Should I take herbs or supplements?

It’s easy to get excited about claims that the latest dietary supplement will prevent or cure cancer. However, these marketing claims are unlikely to be proven. There is no evidence that multivitamins can help reduce the risk of cancer. Talk to your doctor before adding herbs or supplements to your diet. Extreme changes in your diet can put you at risk for new health problems.

The United States Working Group on Preventive Services (USPSTF) and the American Academy of Family Physicians (AAFP) recommend not taking vitamin E or beta-carotene to prevent cancer. People who smoke or are at high risk for lung cancer should not take beta-carotene at all. May increase the risk of lung cancer.

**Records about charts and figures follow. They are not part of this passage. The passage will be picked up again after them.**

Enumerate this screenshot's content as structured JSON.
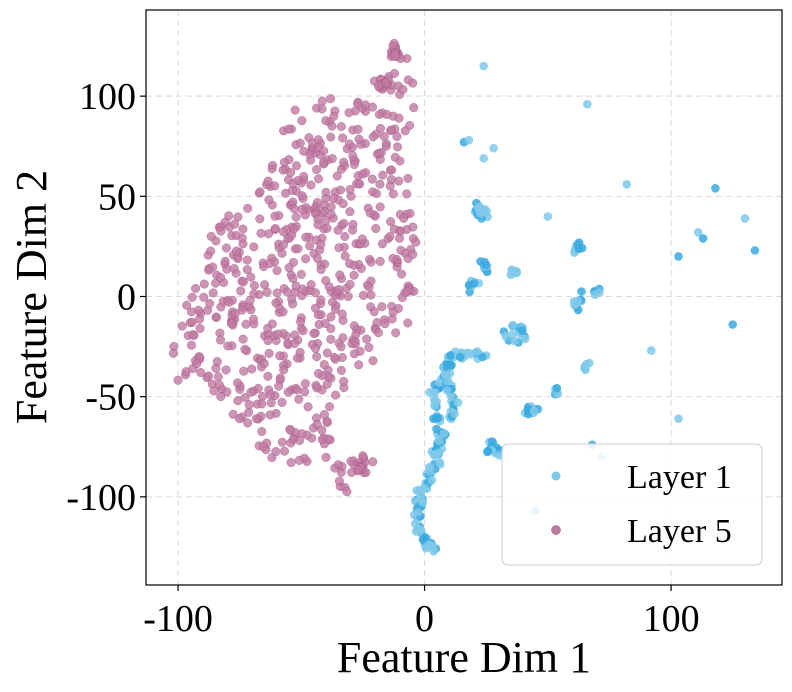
{
  "chart_data": {
    "type": "scatter",
    "xlabel": "Feature Dim 1",
    "ylabel": "Feature Dim 2",
    "xlim": [
      -113,
      145
    ],
    "ylim": [
      -144,
      143
    ],
    "xticks": [
      -100,
      0,
      100
    ],
    "yticks": [
      -100,
      -50,
      0,
      50,
      100
    ],
    "xtick_labels": [
      "-100",
      "0",
      "100"
    ],
    "ytick_labels": [
      "-100",
      "-50",
      "0",
      "50",
      "100"
    ],
    "grid": true,
    "legend_position": "lower-right",
    "series": [
      {
        "name": "Layer 1",
        "color": "#7fc9ea",
        "dark_color": "#3aa9e0",
        "clusters": [
          {
            "type": "path",
            "pts": [
              [
                12,
                -25
              ],
              [
                8,
                -40
              ],
              [
                3,
                -50
              ],
              [
                5,
                -60
              ],
              [
                7,
                -70
              ],
              [
                5,
                -80
              ],
              [
                2,
                -90
              ],
              [
                -2,
                -100
              ],
              [
                -3,
                -110
              ],
              [
                -1,
                -120
              ],
              [
                5,
                -128
              ]
            ],
            "n": 140,
            "spread": 3
          },
          {
            "type": "path",
            "pts": [
              [
                10,
                -30
              ],
              [
                20,
                -28
              ],
              [
                25,
                -30
              ]
            ],
            "n": 20,
            "spread": 3
          },
          {
            "type": "path",
            "pts": [
              [
                10,
                -45
              ],
              [
                12,
                -60
              ]
            ],
            "n": 20,
            "spread": 3
          },
          {
            "type": "blob",
            "c": [
              23,
              43
            ],
            "r": [
              5,
              5
            ],
            "n": 18
          },
          {
            "type": "blob",
            "c": [
              25,
              15
            ],
            "r": [
              4,
              5
            ],
            "n": 12
          },
          {
            "type": "blob",
            "c": [
              20,
              5
            ],
            "r": [
              4,
              4
            ],
            "n": 8
          },
          {
            "type": "blob",
            "c": [
              36,
              12
            ],
            "r": [
              3,
              3
            ],
            "n": 8
          },
          {
            "type": "blob",
            "c": [
              37,
              -18
            ],
            "r": [
              7,
              7
            ],
            "n": 18
          },
          {
            "type": "blob",
            "c": [
              43,
              -57
            ],
            "r": [
              5,
              4
            ],
            "n": 15
          },
          {
            "type": "blob",
            "c": [
              28,
              -76
            ],
            "r": [
              5,
              7
            ],
            "n": 14
          },
          {
            "type": "blob",
            "c": [
              62,
              -3
            ],
            "r": [
              4,
              6
            ],
            "n": 10
          },
          {
            "type": "blob",
            "c": [
              62,
              25
            ],
            "r": [
              4,
              4
            ],
            "n": 8
          },
          {
            "type": "blob",
            "c": [
              70,
              3
            ],
            "r": [
              3,
              3
            ],
            "n": 5
          },
          {
            "type": "blob",
            "c": [
              66,
              -35
            ],
            "r": [
              3,
              5
            ],
            "n": 5
          },
          {
            "type": "blob",
            "c": [
              53,
              -47
            ],
            "r": [
              3,
              3
            ],
            "n": 4
          },
          {
            "type": "points",
            "pts": [
              [
                24,
                115
              ],
              [
                66,
                96
              ],
              [
                16,
                77
              ],
              [
                28,
                74
              ],
              [
                82,
                56
              ],
              [
                118,
                54
              ],
              [
                24,
                69
              ],
              [
                50,
                40
              ],
              [
                130,
                39
              ],
              [
                111,
                32
              ],
              [
                113,
                29
              ],
              [
                134,
                23
              ],
              [
                103,
                20
              ],
              [
                92,
                -27
              ],
              [
                125,
                -14
              ],
              [
                103,
                -61
              ],
              [
                68,
                -74
              ],
              [
                72,
                -80
              ],
              [
                45,
                -107
              ],
              [
                18,
                78
              ]
            ]
          }
        ]
      },
      {
        "name": "Layer 5",
        "color": "#c07aa2",
        "edge": "#9a4478",
        "clusters": [
          {
            "type": "polygon",
            "pts": [
              [
                -8,
                125
              ],
              [
                -15,
                110
              ],
              [
                -20,
                97
              ],
              [
                -35,
                103
              ],
              [
                -57,
                92
              ],
              [
                -60,
                70
              ],
              [
                -70,
                52
              ],
              [
                -85,
                35
              ],
              [
                -93,
                10
              ],
              [
                -103,
                -22
              ],
              [
                -100,
                -45
              ],
              [
                -85,
                -52
              ],
              [
                -74,
                -67
              ],
              [
                -60,
                -83
              ],
              [
                -40,
                -90
              ],
              [
                -30,
                -99
              ],
              [
                -26,
                -90
              ],
              [
                -37,
                -80
              ],
              [
                -37,
                -60
              ],
              [
                -28,
                -43
              ],
              [
                -20,
                -31
              ],
              [
                -6,
                -13
              ],
              [
                -3,
                -2
              ],
              [
                -1,
                15
              ],
              [
                -3,
                35
              ],
              [
                -3,
                52
              ],
              [
                -10,
                70
              ],
              [
                -4,
                90
              ],
              [
                -3,
                110
              ],
              [
                -5,
                125
              ]
            ],
            "n": 640
          },
          {
            "type": "blob",
            "c": [
              -12,
              122
            ],
            "r": [
              3,
              5
            ],
            "n": 20
          },
          {
            "type": "blob",
            "c": [
              -17,
              107
            ],
            "r": [
              4,
              5
            ],
            "n": 15
          },
          {
            "type": "blob",
            "c": [
              -25,
              -84
            ],
            "r": [
              6,
              8
            ],
            "n": 20
          }
        ]
      }
    ]
  }
}
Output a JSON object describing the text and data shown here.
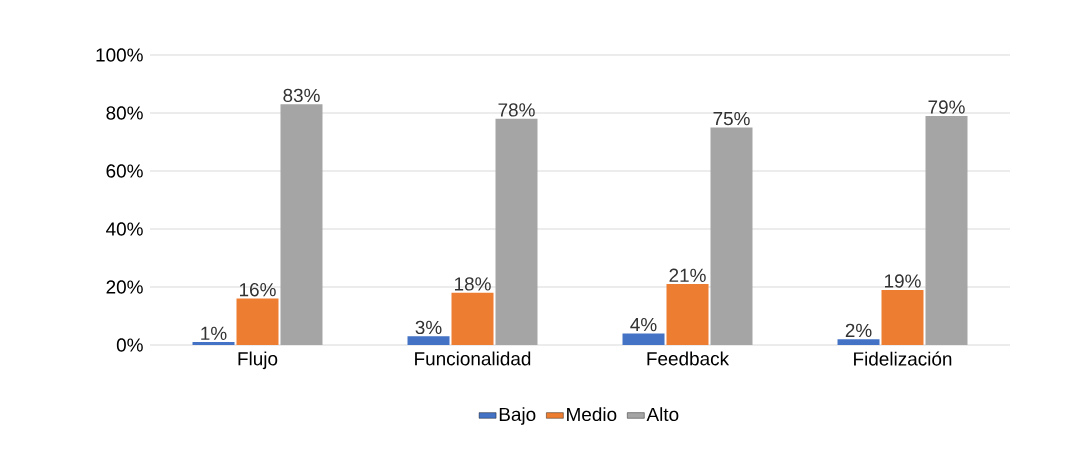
{
  "chart_data": {
    "type": "bar",
    "categories": [
      "Flujo",
      "Funcionalidad",
      "Feedback",
      "Fidelización"
    ],
    "series": [
      {
        "name": "Bajo",
        "color": "#4472c4",
        "values": [
          1,
          3,
          4,
          2
        ],
        "value_labels": [
          "1%",
          "3%",
          "4%",
          "2%"
        ]
      },
      {
        "name": "Medio",
        "color": "#ed7d31",
        "values": [
          16,
          18,
          21,
          19
        ],
        "value_labels": [
          "16%",
          "18%",
          "21%",
          "19%"
        ]
      },
      {
        "name": "Alto",
        "color": "#a5a5a5",
        "values": [
          83,
          78,
          75,
          79
        ],
        "value_labels": [
          "83%",
          "78%",
          "75%",
          "79%"
        ]
      }
    ],
    "ylim": [
      0,
      100
    ],
    "yticks": [
      {
        "value": 0,
        "label": "0%"
      },
      {
        "value": 20,
        "label": "20%"
      },
      {
        "value": 40,
        "label": "40%"
      },
      {
        "value": 60,
        "label": "60%"
      },
      {
        "value": 80,
        "label": "80%"
      },
      {
        "value": 100,
        "label": "100%"
      }
    ],
    "grid": "y",
    "legend": "bottom"
  }
}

What foods can increase the risk of cancer?

Although there is no clear evidence that some foods prevent cancer, research shows that they can increase the risk of cancer. They include:

  • highly processed meats such as ham, bacon, hot dogs, salami and bologna. They can increase the risk of colorectal cancer if you eat them too often.
  • Foods high in saturated fat can contribute to weight gain. Being overweight increases the risk of many cancers.
  • Alcohol may increase the risk of cancer of the mouth, throat, esophagus, liver, breast and colorectal cancer. Men should not drink more than 2 drinks a day. Women should not drink more than 1 drink a day. One drink is a bottle of 12 ounce beer (4.5% alcohol), a 5 ounce glass of wine (12.9% alcohol) or 1.5 ounces of distilled spirits with 80 doses.

When to see a doctor

Talk to your doctor if you think you are at risk for cancer or other health problems. He or she may make dietary recommendations or refer you to a dietitian.

Questions to ask your doctor

  • What types of foods should I eat to reduce my risk of cancer?
  • What types of foods should I avoid to reduce my risk of cancer?
  • Are there any herbs or supplements I should take?